BDP Central Committee insiders say the idea of a snap election was first broached by former cabinet and now central committee member, Tebelelo Seretse.
It is alleged that at a central committee meeting held on Monday, following the Barata-Phathi summit in Mogoditshane, Seretse suggested to the BDP leadership that the only way to break the impasse was through fresh General Elections.
She is understood to have raised concern over the mandate of the six BDP MPs who have openly indicated that they sympathise with Barata-Phathi and are willing to part ways with the ruling party if the faction they belong to registers as a political party.
It is understood that Seretse is
concerned that if a new party is formed, MPs Botsalo Ntuane, Wynter Mmolotsi, Guma Moyo, Gilbert Mangole and Tawana Moremi could cross the floor with BDP seats.
More importantly, Seretse is worried that the demands put forward by Barata-Phathi were rendering the country ungovernable.
Other members of the Central Committee agree with Seretse, especially because there is a strong feeling that the “dissident” MPs do not have a mandate from their constituents on the issues they are making demands on.
Barata Phathi has, among others, demanded the abolishment of the impending alcohol levy, a law on declaration of assets by MPs, ministers and the President, investigation into allegations of corruption by members of the executive, and expediting investigation and possible prosecution of those implicated in the spate of extra judicial killings.
In an interview with The Sunday Standard, Seretse declined to be drawn into discussing the standoff between the party leadership and Barata-Phathi with the press.
She nevertheless stated that she was not in a position to confirm or deny whether she lobbied for parliament to be dissolved and fresh elections called in light of the tussle between the party leadership and Barata-Phathi faction.

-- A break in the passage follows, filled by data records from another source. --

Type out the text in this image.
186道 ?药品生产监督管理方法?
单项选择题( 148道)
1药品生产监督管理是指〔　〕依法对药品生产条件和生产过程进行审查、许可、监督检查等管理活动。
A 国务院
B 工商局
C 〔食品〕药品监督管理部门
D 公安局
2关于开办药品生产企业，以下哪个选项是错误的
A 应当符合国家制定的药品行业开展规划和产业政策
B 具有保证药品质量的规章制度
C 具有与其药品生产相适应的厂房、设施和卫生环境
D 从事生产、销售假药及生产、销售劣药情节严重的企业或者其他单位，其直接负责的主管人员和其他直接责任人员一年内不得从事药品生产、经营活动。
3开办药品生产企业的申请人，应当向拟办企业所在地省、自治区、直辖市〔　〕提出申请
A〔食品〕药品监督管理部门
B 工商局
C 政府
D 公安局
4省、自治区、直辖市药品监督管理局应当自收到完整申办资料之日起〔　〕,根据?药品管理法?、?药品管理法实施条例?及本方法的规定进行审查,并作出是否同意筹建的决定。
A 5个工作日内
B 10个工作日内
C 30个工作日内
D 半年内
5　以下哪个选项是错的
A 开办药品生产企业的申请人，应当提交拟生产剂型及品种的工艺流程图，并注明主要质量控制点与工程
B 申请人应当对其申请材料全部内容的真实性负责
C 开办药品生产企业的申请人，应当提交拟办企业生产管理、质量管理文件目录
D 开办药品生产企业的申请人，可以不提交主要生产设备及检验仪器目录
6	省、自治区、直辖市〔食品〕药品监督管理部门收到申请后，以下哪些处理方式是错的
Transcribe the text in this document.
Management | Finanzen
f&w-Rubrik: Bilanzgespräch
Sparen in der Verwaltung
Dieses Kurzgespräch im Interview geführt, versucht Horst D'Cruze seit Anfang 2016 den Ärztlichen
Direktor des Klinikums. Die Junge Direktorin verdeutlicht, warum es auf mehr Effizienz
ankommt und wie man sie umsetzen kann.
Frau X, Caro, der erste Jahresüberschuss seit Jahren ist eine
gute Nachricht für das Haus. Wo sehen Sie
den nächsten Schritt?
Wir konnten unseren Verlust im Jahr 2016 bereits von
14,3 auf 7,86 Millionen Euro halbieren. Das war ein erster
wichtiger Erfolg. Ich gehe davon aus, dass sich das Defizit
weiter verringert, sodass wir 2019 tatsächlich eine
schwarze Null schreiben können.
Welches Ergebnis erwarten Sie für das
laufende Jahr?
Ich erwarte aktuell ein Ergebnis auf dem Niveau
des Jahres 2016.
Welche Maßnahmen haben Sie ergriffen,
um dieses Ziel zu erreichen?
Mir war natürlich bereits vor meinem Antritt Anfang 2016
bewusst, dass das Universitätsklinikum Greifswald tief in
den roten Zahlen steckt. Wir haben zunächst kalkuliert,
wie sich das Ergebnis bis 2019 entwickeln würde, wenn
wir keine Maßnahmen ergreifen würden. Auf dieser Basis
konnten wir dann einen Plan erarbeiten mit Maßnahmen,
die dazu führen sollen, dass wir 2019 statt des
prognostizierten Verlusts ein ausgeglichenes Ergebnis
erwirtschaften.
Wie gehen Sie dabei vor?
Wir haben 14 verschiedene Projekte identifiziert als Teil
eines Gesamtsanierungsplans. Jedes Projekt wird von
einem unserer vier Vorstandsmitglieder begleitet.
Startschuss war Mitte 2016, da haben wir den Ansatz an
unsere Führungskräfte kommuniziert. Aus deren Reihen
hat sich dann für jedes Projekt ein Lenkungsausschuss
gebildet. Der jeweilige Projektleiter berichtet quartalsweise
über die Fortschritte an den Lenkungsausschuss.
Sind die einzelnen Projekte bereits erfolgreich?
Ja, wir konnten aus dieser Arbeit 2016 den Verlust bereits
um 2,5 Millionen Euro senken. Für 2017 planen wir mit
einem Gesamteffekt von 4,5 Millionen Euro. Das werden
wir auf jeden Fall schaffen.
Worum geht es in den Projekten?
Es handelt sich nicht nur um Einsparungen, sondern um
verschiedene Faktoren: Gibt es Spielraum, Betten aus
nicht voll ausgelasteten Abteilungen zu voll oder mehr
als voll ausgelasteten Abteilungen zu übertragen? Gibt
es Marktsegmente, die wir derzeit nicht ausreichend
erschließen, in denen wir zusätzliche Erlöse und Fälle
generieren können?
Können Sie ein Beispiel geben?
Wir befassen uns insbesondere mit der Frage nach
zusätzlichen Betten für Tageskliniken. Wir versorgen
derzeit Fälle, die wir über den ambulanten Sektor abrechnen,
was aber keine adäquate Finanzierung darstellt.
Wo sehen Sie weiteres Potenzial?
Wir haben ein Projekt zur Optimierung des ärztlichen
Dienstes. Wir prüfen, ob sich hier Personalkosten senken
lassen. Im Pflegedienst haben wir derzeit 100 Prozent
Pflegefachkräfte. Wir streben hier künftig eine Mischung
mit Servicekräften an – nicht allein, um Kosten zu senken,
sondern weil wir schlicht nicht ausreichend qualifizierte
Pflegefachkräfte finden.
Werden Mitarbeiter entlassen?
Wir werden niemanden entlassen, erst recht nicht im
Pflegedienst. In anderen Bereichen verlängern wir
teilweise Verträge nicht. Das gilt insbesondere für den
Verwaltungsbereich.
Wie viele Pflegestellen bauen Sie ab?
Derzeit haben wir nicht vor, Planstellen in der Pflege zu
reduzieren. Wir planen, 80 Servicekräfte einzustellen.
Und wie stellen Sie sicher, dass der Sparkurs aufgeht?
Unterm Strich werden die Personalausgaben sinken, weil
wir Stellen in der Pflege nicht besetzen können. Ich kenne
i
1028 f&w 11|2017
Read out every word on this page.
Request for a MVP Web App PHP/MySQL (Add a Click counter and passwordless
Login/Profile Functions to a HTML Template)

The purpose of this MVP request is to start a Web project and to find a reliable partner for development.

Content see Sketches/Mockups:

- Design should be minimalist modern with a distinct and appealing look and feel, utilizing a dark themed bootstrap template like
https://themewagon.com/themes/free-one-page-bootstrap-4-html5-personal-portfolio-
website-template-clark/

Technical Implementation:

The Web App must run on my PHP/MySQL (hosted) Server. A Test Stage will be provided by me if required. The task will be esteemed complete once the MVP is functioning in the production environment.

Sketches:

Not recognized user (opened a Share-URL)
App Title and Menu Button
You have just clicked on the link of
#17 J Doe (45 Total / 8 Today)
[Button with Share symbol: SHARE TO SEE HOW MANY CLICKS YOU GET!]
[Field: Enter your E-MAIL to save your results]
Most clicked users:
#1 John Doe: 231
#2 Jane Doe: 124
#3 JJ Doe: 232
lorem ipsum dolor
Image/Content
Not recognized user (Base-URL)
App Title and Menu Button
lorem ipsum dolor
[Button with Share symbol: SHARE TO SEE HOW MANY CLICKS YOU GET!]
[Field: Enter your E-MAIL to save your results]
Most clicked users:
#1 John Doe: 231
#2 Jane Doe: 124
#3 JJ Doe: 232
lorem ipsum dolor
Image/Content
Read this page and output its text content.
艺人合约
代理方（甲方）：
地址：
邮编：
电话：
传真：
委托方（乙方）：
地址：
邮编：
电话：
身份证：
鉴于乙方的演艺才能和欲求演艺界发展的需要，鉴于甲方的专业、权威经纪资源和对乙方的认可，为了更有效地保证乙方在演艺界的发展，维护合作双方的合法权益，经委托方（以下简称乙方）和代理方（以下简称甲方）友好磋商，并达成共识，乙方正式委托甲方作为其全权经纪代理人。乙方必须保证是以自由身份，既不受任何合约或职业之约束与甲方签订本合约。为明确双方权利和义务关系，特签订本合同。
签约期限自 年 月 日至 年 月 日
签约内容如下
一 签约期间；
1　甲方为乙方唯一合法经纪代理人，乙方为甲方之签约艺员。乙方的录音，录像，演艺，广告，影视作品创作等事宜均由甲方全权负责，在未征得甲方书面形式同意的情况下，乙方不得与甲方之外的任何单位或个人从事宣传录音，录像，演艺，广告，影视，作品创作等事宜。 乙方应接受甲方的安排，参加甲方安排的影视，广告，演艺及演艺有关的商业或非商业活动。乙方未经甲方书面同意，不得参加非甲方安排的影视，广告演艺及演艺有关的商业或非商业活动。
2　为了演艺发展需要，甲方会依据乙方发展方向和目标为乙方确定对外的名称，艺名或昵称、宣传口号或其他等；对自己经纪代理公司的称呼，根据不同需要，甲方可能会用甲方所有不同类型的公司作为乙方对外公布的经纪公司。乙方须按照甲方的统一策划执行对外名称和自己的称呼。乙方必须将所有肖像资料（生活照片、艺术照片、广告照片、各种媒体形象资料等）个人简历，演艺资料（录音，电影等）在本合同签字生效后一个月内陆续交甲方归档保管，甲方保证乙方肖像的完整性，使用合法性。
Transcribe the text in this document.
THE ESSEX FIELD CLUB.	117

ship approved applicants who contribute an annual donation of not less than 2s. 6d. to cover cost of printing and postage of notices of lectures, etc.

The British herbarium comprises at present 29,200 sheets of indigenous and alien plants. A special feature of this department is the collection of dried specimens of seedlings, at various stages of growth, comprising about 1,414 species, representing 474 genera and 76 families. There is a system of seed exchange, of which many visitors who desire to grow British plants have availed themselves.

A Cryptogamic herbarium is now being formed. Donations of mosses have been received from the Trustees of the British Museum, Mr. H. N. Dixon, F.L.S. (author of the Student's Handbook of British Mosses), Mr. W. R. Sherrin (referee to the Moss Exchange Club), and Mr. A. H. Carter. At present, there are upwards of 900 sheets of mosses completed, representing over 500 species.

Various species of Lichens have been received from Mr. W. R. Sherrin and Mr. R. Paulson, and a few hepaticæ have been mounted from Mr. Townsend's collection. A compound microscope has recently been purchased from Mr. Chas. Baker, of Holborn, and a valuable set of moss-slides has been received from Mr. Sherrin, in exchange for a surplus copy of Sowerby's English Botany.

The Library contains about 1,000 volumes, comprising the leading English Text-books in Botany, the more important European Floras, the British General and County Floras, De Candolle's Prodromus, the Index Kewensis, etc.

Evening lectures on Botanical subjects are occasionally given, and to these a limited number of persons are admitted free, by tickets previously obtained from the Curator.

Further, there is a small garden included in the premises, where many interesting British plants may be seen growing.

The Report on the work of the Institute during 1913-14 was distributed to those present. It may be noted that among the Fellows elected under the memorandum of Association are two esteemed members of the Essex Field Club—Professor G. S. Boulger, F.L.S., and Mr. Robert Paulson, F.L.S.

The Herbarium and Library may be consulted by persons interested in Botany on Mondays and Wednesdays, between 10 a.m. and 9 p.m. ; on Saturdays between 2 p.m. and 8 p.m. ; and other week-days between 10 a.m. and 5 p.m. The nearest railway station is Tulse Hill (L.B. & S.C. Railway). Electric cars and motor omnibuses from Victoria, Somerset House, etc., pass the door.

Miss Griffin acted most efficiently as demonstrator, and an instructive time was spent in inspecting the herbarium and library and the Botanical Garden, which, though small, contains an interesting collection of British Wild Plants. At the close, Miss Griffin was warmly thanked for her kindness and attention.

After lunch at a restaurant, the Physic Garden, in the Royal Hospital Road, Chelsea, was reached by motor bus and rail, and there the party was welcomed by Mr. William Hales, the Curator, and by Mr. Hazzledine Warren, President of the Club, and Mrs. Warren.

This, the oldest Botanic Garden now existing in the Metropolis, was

“Central committee meetings are confidential,” said Seretse, before she referred this paper to the party’s executive secretary, Batlang Serema.
However, in a separate interview, Serema dismissed reports that Seretse has lobbied for parliament to be dissolved.
“Nothing like that was ever discussed at the central committee meeting,” stated Serema.
Writing in The Sunday Standard this week, University of Botswana academic, Dr Zibani Maundeni, predicts in an opinion piece that the ruling party could call a snap election to prevent Barata-Phathi MPs from forming a coalition government with the opposition.
Meanwhile, the BDP central committee meets on Monday with ex-President Ketumile Masire to listen to his pleadings on his efforts to reconcile the clash between the party leadership and Barata-Phathi.
The party has suspended its move to take disciplinary action against those who attended the BDP summit.
However, the reconciliation effort by Masire is not expected to bring any positive results for the party since many believe Barata-Phathi are resolute in their decision to form a party, especially in light of the fact that the party leadership has already made it clear that their demands are “outrageous and untenable.”